TCP vs UDP — Middle Level¶
At the junior level you learned the one-line contrast: TCP is reliable and ordered; UDP is a fire-and-forget datagram. That framing is correct but useless the moment you have to debug a stuck upload, size a connection pool, or decide whether a real-time feature belongs on TCP or on a custom UDP protocol. This level opens the box. We look at the machinery TCP actually runs — handshakes, sequence numbers, retransmission timers, windows — and at exactly what that machinery costs you. Then we look at UDP not as "the fast one" but as a blank slate: everything TCP does for free is now your job, and sometimes that trade is worth it.
Table of contents¶
- The connection lifecycle: handshake to teardown
- Why TIME_WAIT exists and why it bites you
- Reliability machinery: sequence numbers and ACKs
- Retransmission: timeouts and fast retransmit
- Flow control: the receive window
- Congestion control: slow start and AIMD
- Ordering and head-of-line blocking
- UDP: a thin datagram layer
- What you must build yourself on UDP
- Connection state cost
- Practitioner heuristics
1. The connection lifecycle: handshake to teardown¶
A TCP connection is a state machine on both ends, and every byte you send passes through it. Nothing moves until both sides agree that a connection exists, and cleanup is as choreographed as setup.

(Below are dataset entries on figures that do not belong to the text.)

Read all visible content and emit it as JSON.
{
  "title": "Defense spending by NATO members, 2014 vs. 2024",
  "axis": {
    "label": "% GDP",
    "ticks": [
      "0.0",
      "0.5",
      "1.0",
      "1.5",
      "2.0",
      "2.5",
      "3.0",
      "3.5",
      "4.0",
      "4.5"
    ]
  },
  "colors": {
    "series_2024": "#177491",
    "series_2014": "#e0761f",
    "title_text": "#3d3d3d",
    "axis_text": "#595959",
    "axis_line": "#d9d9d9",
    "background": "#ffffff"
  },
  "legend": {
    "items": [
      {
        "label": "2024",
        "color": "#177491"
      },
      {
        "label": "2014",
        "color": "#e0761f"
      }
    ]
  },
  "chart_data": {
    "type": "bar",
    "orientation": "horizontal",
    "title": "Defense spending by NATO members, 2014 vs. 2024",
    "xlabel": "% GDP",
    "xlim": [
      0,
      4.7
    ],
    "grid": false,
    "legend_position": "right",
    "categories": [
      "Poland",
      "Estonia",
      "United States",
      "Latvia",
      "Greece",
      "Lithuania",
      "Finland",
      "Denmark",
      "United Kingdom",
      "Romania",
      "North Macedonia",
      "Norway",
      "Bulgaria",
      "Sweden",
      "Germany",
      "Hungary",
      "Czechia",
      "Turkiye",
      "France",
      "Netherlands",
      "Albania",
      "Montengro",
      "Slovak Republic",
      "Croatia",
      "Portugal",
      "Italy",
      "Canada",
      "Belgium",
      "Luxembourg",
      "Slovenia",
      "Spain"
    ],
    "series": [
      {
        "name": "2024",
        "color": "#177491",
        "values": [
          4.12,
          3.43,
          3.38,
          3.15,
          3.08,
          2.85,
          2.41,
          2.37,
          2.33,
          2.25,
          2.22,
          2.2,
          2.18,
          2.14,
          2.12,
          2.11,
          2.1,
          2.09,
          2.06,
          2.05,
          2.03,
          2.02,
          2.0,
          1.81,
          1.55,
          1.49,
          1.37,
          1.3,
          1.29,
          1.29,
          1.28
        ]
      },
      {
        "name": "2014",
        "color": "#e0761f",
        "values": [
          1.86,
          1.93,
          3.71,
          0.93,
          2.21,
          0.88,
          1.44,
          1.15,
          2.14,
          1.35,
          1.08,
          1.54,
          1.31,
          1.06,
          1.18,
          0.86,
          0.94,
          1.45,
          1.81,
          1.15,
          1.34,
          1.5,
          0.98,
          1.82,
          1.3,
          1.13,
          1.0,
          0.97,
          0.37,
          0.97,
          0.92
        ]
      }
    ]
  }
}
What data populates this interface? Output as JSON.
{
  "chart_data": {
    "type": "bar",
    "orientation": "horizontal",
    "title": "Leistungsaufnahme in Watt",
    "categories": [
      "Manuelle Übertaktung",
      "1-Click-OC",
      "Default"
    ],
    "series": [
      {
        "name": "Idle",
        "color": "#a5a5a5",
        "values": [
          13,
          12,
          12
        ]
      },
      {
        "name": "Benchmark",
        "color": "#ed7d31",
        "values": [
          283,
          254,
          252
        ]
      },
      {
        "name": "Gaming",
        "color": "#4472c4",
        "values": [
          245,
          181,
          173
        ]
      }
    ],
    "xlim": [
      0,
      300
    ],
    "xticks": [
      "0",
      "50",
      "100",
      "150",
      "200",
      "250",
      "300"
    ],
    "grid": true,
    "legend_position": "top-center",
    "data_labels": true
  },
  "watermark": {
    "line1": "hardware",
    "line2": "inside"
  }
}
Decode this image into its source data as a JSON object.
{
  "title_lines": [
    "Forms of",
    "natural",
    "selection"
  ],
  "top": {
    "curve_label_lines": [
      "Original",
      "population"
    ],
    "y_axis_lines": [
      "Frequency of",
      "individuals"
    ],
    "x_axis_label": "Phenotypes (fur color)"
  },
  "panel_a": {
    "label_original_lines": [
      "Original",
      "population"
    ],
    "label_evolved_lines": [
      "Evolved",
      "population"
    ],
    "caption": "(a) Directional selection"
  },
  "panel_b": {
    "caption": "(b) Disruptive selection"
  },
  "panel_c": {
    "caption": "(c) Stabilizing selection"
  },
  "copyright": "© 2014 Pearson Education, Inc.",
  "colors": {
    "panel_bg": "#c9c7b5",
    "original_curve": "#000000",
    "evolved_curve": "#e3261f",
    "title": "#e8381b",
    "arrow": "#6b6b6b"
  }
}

Connection setup is the three-way handshake. The client sends a SYN carrying its initial sequence number (ISN); the server replies with SYN-ACK, acknowledging the client's ISN and offering its own; the client sends a final ACK. Only now — after one full round trip — can application data flow. This is why a TCP request to a distant server has a floor of one RTT of latency before the first byte of your payload leaves, on top of any TLS handshake stacked above it.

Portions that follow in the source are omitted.